On previous albums the band have jarringly juxtaposed genres, but on iridescence genres are far more blended. Therefore, the biggest selling point of iridescence is that it feels like a cohesive album, unlike the disorderly, ‘mixtapey’ Saturation albums. Tracks flow into each other seamlessly, and are arranged to give the album a steady and fluid pace. The sad part is that rather than sounding like a completely different album, it very closely resembles the styles, tones, and themes on all of their previous albums, albeit with a fresh lick of paint.

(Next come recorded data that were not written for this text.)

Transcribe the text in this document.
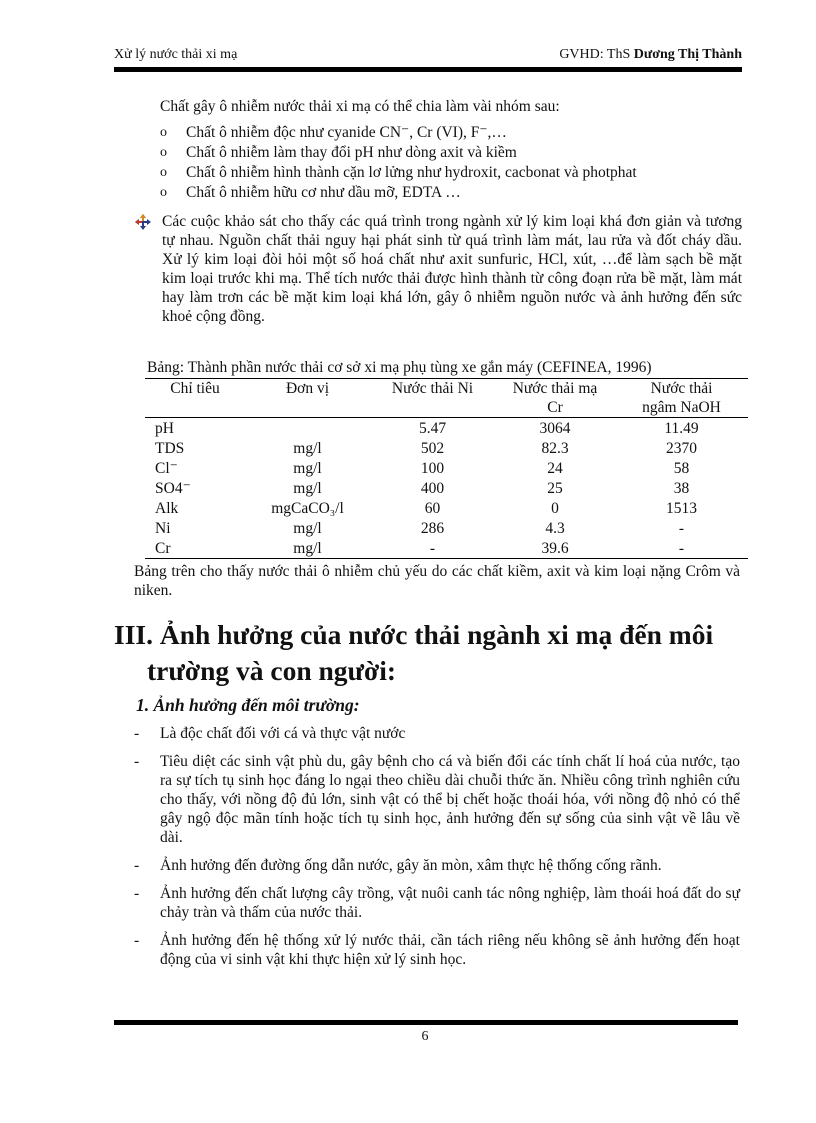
Xử lý nước thải xi mạ	GVHD: ThS Dương Thị Thành
Chất gây ô nhiễm nước thải xi mạ có thể chia làm vài nhóm sau:
o Chất ô nhiễm độc như cyanide CN⁻, Cr (VI), F⁻,…
o Chất ô nhiễm làm thay đổi pH như dòng axit và kiềm
o Chất ô nhiễm hình thành cặn lơ lửng như hydroxit, cacbonat và photphat
o Chất ô nhiễm hữu cơ như dầu mỡ, EDTA …
Các cuộc khảo sát cho thấy các quá trình trong ngành xử lý kim loại khá đơn giản và tương tự nhau. Nguồn chất thải nguy hại phát sinh từ quá trình làm mát, lau rửa và đốt cháy dầu. Xử lý kim loại đòi hỏi một số hoá chất như axit sunfuric, HCl, xút, …để làm sạch bề mặt kim loại trước khi mạ. Thể tích nước thải được hình thành từ công đoạn rửa bề mặt, làm mát hay làm trơn các bề mặt kim loại khá lớn, gây ô nhiễm nguồn nước và ảnh hưởng đến sức khoẻ cộng đồng.
Bảng: Thành phần nước thải cơ sở xi mạ phụ tùng xe gắn máy (CEFINEA, 1996)
Chỉ tiêu	Đơn vị	Nước thải Ni	Nước thải mạ Cr	Nước thải ngâm NaOH
pH		5.47	3064	11.49
TDS	mg/l	502	82.3	2370
Cl⁻	mg/l	100	24	58
SO4⁻	mg/l	400	25	38
Alk	mgCaCO₃/l	60	0	1513
Ni	mg/l	286	4.3	-
Cr	mg/l	-	39.6	-
Bảng trên cho thấy nước thải ô nhiễm chủ yếu do các chất kiềm, axit và kim loại nặng Crôm và niken.
III. Ảnh hưởng của nước thải ngành xi mạ đến môi
trường và con người:
1. Ảnh hưởng đến môi trường:
- Là độc chất đối với cá và thực vật nước
- Tiêu diệt các sinh vật phù du, gây bệnh cho cá và biến đổi các tính chất lí hoá của nước, tạo ra sự tích tụ sinh học đáng lo ngại theo chiều dài chuỗi thức ăn. Nhiều công trình nghiên cứu cho thấy, với nồng độ đủ lớn, sinh vật có thể bị chết hoặc thoái hóa, với nồng độ nhỏ có thể gây ngộ độc mãn tính hoặc tích tụ sinh học, ảnh hưởng đến sự sống của sinh vật về lâu về dài.
- Ảnh hưởng đến đường ống dẫn nước, gây ăn mòn, xâm thực hệ thống cống rãnh.
- Ảnh hưởng đến chất lượng cây trồng, vật nuôi canh tác nông nghiệp, làm thoái hoá đất do sự chảy tràn và thấm của nước thải.
- Ảnh hưởng đến hệ thống xử lý nước thải, cần tách riêng nếu không sẽ ảnh hưởng đến hoạt động của vi sinh vật khi thực hiện xử lý sinh học.
6
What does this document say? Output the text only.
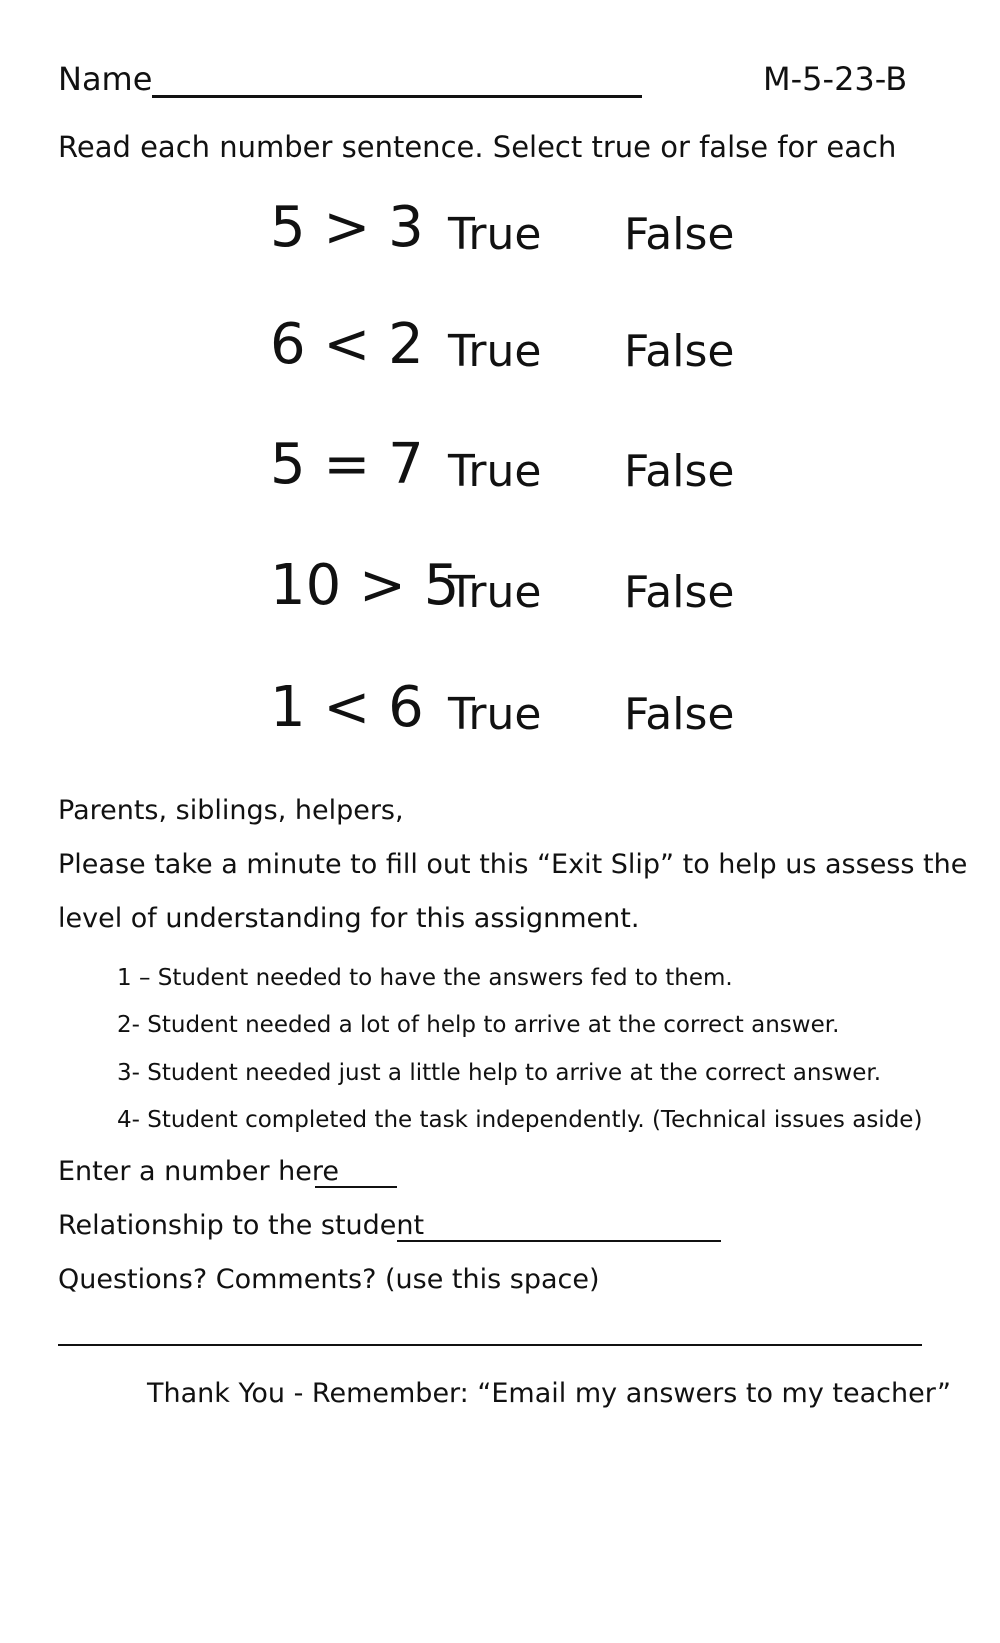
Name	M-5-23-B
Read each number sentence. Select true or false for each
5 > 3 True False
6 < 2 True False
5 = 7 True False
10 > 5
True False
1 < 6 True False
Parents, siblings, helpers,
Please take a minute to fill out this “Exit Slip” to help us assess the
level of understanding for this assignment.
1 – Student needed to have the answers fed to them.
2- Student needed a lot of help to arrive at the correct answer.
3- Student needed just a little help to arrive at the correct answer.
4- Student completed the task independently. (Technical issues aside)
Enter a number here
Relationship to the student
Questions? Comments? (use this space)
Thank You - Remember: “Email my answers to my teacher”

They’re definitely more capable of conveying their style, which admittedly is a difficult balancing act, but have made no substantial developments in composition. Instead of taking the opportunity to depart from their Saturation era, this album comes across as Saturation 4, but with slightly better production.

Obviously, the fans will be pleased, but you can’t keep doing the same album forever and hope that people will still tune in.

It’s surprising that for a group can who blend so many genres, it eventually comes across as boring. The blame for this can be pointed at a couple of things, mostly toward the lack of diversity in the vocals. Flows and rhyme schemes are overused, and often disrupt the essential unity between vocals and instrumentals (apart from when Merlyn is on the mic).

However, my biggest complaint about the album, and Brockhampton in general, is that they cannot compose a melody. There are no memorable riffs or choruses and, as a result, none of the tracks stand out. On top of this, for all their genre-blending, they can only ever alternate between aggressive and depressing, nothing in-between.

Overall it makes for a really frustrating listen, as their production skills definitely deserve credit, but it’s all for naught if you can’t compose a tune.